Say your gardener wants to earn about the national average wage, which I believe is about £23,000 gross. Assuming he aims to work 40 hours a week and takes 4 weeks holiday plus a few bank holidays and odd days to go to the school play, etc. - he will work about 235 days a year, which looks like £100/day before tax. Or to put it in hourly terms, 1880 hours at just over £12/hour.
Now the downside.
He has to pay tax andNational Insurance on his profit. Until I get around to doing my accounts I can't remember how much N.I. is. 7 or 8%, I think. He also needs to find the running costs of a work vehicle, contributions to a private pension (check out with a provider what it would cost to give yourself even £5,000 a year in retirement, and remember, no employer contributions), buy tools (a power strimmer suitable for heavy work starts at around £300 - check costs of hedgecutter, mower, etc. - real ones, not toys), buy insurance - third party and his own health and accident.
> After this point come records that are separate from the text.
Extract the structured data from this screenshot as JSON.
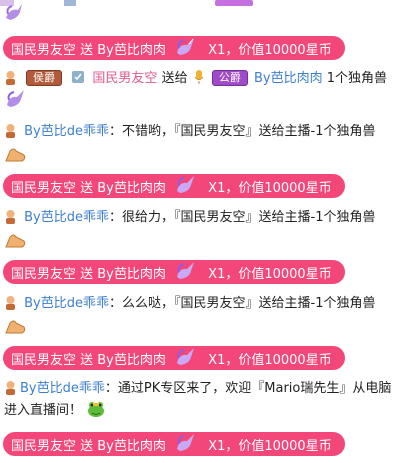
{
  "banner": {
    "text_left": "国民男友空 送 By芭比肉肉",
    "text_right": "X1，价值10000星币"
  },
  "row_gift_send": {
    "badge1": "侯爵",
    "sender": "国民男友空",
    "verb": "送给",
    "badge2": "公爵",
    "receiver": "By芭比肉肉",
    "amount": "1个独角兽"
  },
  "chat": [
    {
      "user": "By芭比de乖乖",
      "message": "不错哟，『国民男友空』送给主播-1个独角兽"
    },
    {
      "user": "By芭比de乖乖",
      "message": "很给力，『国民男友空』送给主播-1个独角兽"
    },
    {
      "user": "By芭比de乖乖",
      "message": "么么哒，『国民男友空』送给主播-1个独角兽"
    },
    {
      "user": "By芭比de乖乖",
      "message": "通过PK专区来了，欢迎『Mario瑞先生』从电脑进入直播间！"
    }
  ],
  "colors": {
    "banner": "#f3477a",
    "user_link": "#3c7fd1",
    "sender_pink": "#e05a8f"
  },
  "icons": [
    "unicorn-icon",
    "avatar-icon",
    "thumbs-up-icon",
    "frog-icon",
    "shield-icon",
    "microphone-icon"
  ]
}
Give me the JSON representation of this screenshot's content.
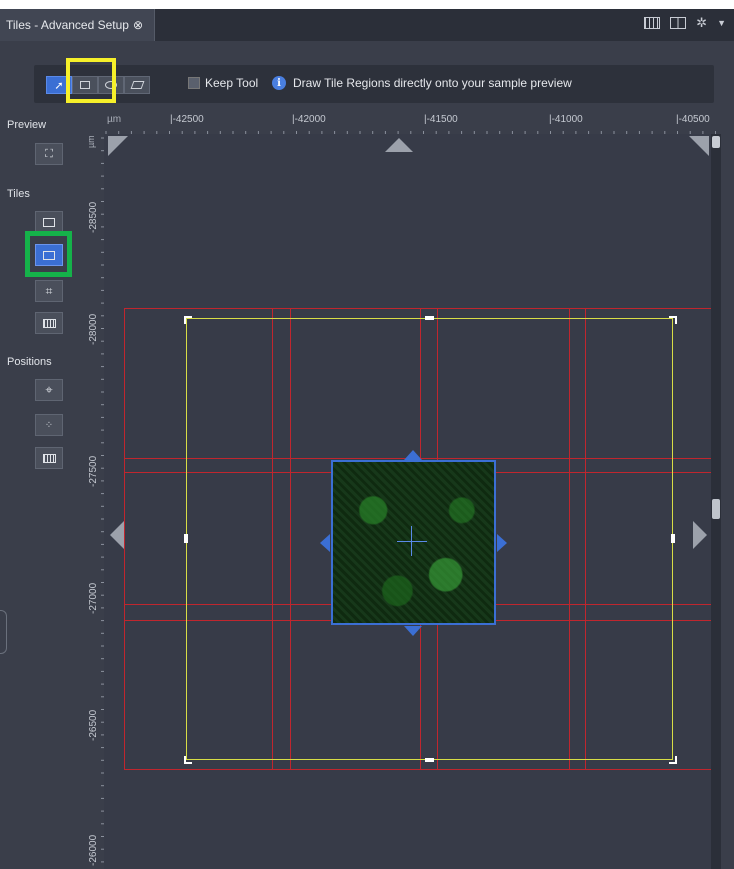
{
  "tab": {
    "title": "Tiles - Advanced Setup",
    "close_glyph": "⊗"
  },
  "tab_icons": [
    "grid-view-icon",
    "split-view-icon",
    "gear-icon",
    "dropdown-caret-icon"
  ],
  "toolbar": {
    "tools": [
      {
        "name": "pointer-tool",
        "active": true,
        "icon": "cursor-icon"
      },
      {
        "name": "rectangle-tool",
        "active": false,
        "icon": "rectangle-icon"
      },
      {
        "name": "ellipse-tool",
        "active": false,
        "icon": "ellipse-icon"
      },
      {
        "name": "parallelogram-tool",
        "active": false,
        "icon": "parallelogram-icon"
      }
    ],
    "keep_tool_label": "Keep Tool",
    "keep_tool_checked": false,
    "info_glyph": "i",
    "info_text": "Draw Tile Regions directly onto your sample preview"
  },
  "sidebar": {
    "preview_label": "Preview",
    "tiles_label": "Tiles",
    "positions_label": "Positions"
  },
  "ruler": {
    "unit": "µm",
    "x_ticks": [
      "|-42500",
      "|-42000",
      "|-41500",
      "|-41000",
      "|-40500"
    ],
    "y_ticks": [
      "-28500",
      "-28000",
      "-27500",
      "-27000",
      "-26500",
      "-26000"
    ]
  },
  "colors": {
    "highlight_yellow": "#f6f02a",
    "highlight_green": "#15b24a",
    "tile_grid_red": "#c0262e",
    "tile_region_yellow": "#d7dd46",
    "accent_blue": "#3b6fd4"
  }
}
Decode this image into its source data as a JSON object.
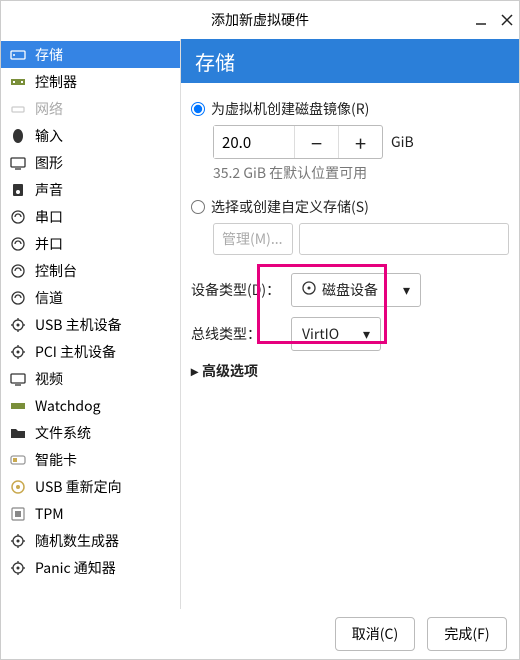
{
  "window": {
    "title": "添加新虚拟硬件"
  },
  "sidebar": {
    "items": [
      {
        "label": "存储",
        "icon": "storage",
        "selected": true
      },
      {
        "label": "控制器",
        "icon": "controller"
      },
      {
        "label": "网络",
        "icon": "network",
        "dim": true
      },
      {
        "label": "输入",
        "icon": "input"
      },
      {
        "label": "图形",
        "icon": "graphics"
      },
      {
        "label": "声音",
        "icon": "sound"
      },
      {
        "label": "串口",
        "icon": "serial"
      },
      {
        "label": "并口",
        "icon": "parallel"
      },
      {
        "label": "控制台",
        "icon": "console"
      },
      {
        "label": "信道",
        "icon": "channel"
      },
      {
        "label": "USB 主机设备",
        "icon": "usb-host"
      },
      {
        "label": "PCI 主机设备",
        "icon": "pci-host"
      },
      {
        "label": "视频",
        "icon": "video"
      },
      {
        "label": "Watchdog",
        "icon": "watchdog"
      },
      {
        "label": "文件系统",
        "icon": "filesystem"
      },
      {
        "label": "智能卡",
        "icon": "smartcard"
      },
      {
        "label": "USB 重新定向",
        "icon": "usb-redir"
      },
      {
        "label": "TPM",
        "icon": "tpm"
      },
      {
        "label": "随机数生成器",
        "icon": "rng"
      },
      {
        "label": "Panic 通知器",
        "icon": "panic"
      }
    ]
  },
  "panel": {
    "title": "存储",
    "create_image_label": "为虚拟机创建磁盘镜像(R)",
    "size_value": "20.0",
    "size_unit": "GiB",
    "available_hint": "35.2 GiB 在默认位置可用",
    "custom_storage_label": "选择或创建自定义存储(S)",
    "manage_placeholder": "管理(M)...",
    "device_type_label": "设备类型(D)：",
    "device_type_value": "磁盘设备",
    "bus_type_label": "总线类型：",
    "bus_type_value": "VirtIO",
    "advanced_label": "高级选项",
    "radio_selected": "create"
  },
  "footer": {
    "cancel": "取消(C)",
    "finish": "完成(F)"
  }
}
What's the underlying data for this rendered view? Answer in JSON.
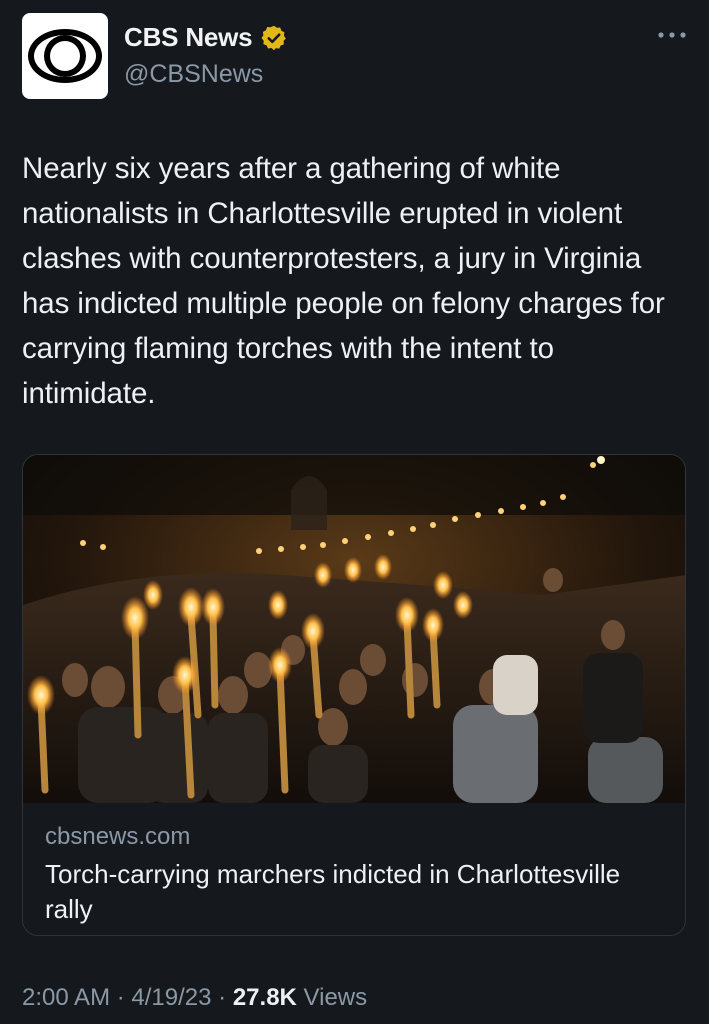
{
  "account": {
    "name": "CBS News",
    "handle": "@CBSNews",
    "verified_color": "#e2b719",
    "avatar_icon": "cbs-eye-logo"
  },
  "tweet": {
    "text": "Nearly six years after a gathering of white nationalists in Charlottesville erupted in violent clashes with counterprotesters, a jury in Virginia has indicted multiple people on felony charges for carrying flaming torches with the intent to intimidate."
  },
  "card": {
    "domain": "cbsnews.com",
    "title": "Torch-carrying marchers indicted in Charlottesville rally",
    "image_icon": "torch-march-photo"
  },
  "meta": {
    "time": "2:00 AM",
    "separator": "·",
    "date": "4/19/23",
    "views_count": "27.8K",
    "views_label": "Views"
  },
  "colors": {
    "background": "#15181d",
    "secondary_text": "#8b98a5",
    "primary_text": "#eef1f3"
  }
}
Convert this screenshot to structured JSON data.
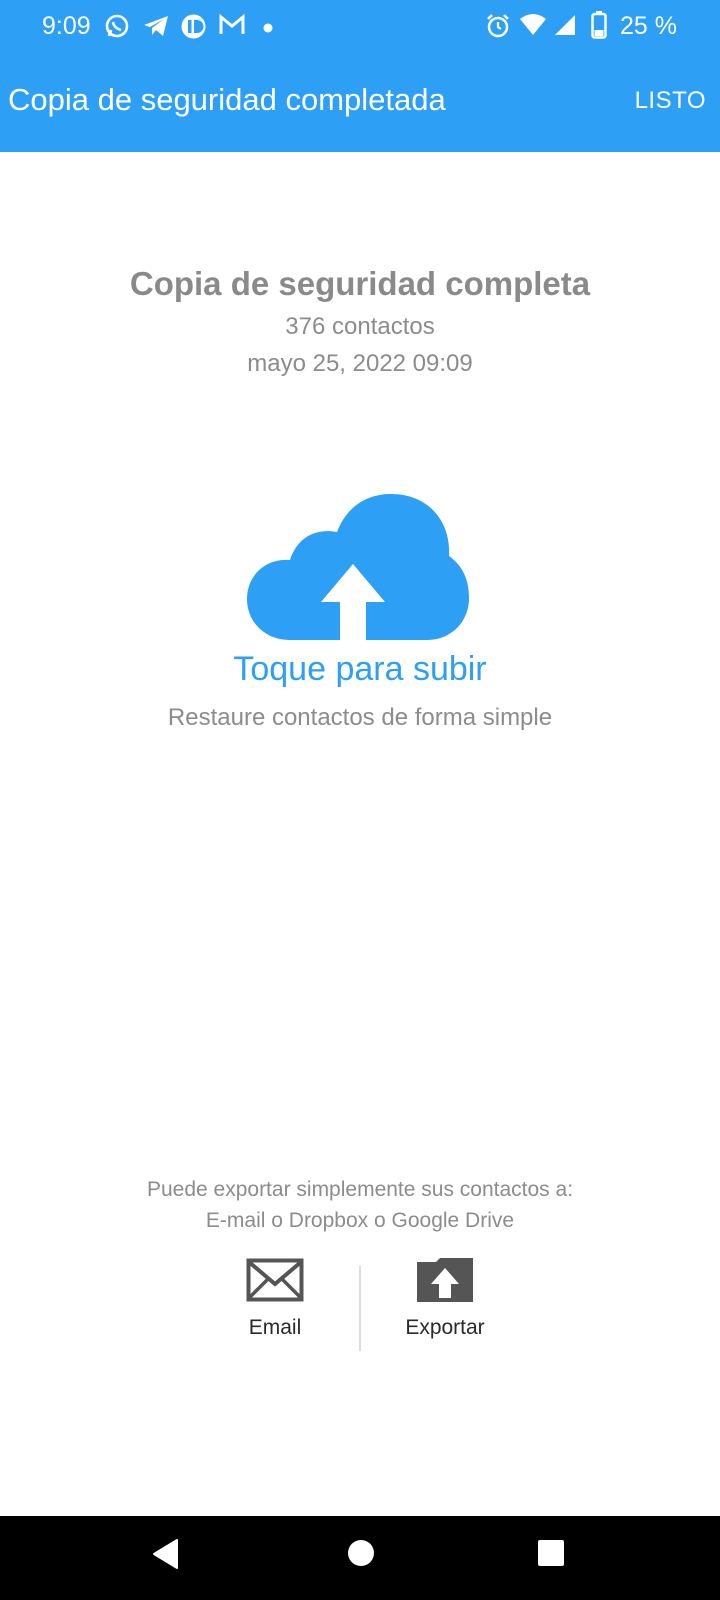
{
  "status_bar": {
    "time": "9:09",
    "battery": "25 %",
    "left_icons": [
      "whatsapp-icon",
      "telegram-icon",
      "app-icon",
      "gmail-icon",
      "notification-dot-icon"
    ],
    "right_icons": [
      "alarm-icon",
      "wifi-icon",
      "signal-icon",
      "battery-icon"
    ]
  },
  "app_bar": {
    "title": "Copia de seguridad completada",
    "done_label": "LISTO",
    "color": "#2d9ff5"
  },
  "summary": {
    "heading": "Copia de seguridad completa",
    "contacts": "376 contactos",
    "date": "mayo 25, 2022 09:09"
  },
  "upload": {
    "icon": "cloud-upload-icon",
    "label": "Toque para subir",
    "sublabel": "Restaure contactos de forma simple"
  },
  "export": {
    "note_line1": "Puede exportar simplemente sus contactos a:",
    "note_line2": "E-mail o Dropbox o Google Drive",
    "options": [
      {
        "label": "Email",
        "icon": "envelope-icon"
      },
      {
        "label": "Exportar",
        "icon": "folder-upload-icon"
      }
    ]
  },
  "nav_bar": {
    "buttons": [
      "back-icon",
      "home-icon",
      "recents-icon"
    ]
  }
}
Then a whole lot of consumables - gloves and other personal equipment, office stuff............
Then start thinking about those 235 days. Just now, when the days are barely eight hours long, the weather's often rubbish, and many gardens are too wet to do anything with (and that's before it snows and freezes) that 40 hours a week starts to look insanely optimistic. So cash-flow will be tricky.
So he's got to work harder and longer when it is fit, and charge a lot more than the above figures to earn a reasonable bottom line. And it's not the sort of job where he fancies still working at that pace when he's 60+.
So don't be too surprised at the gardener's quote!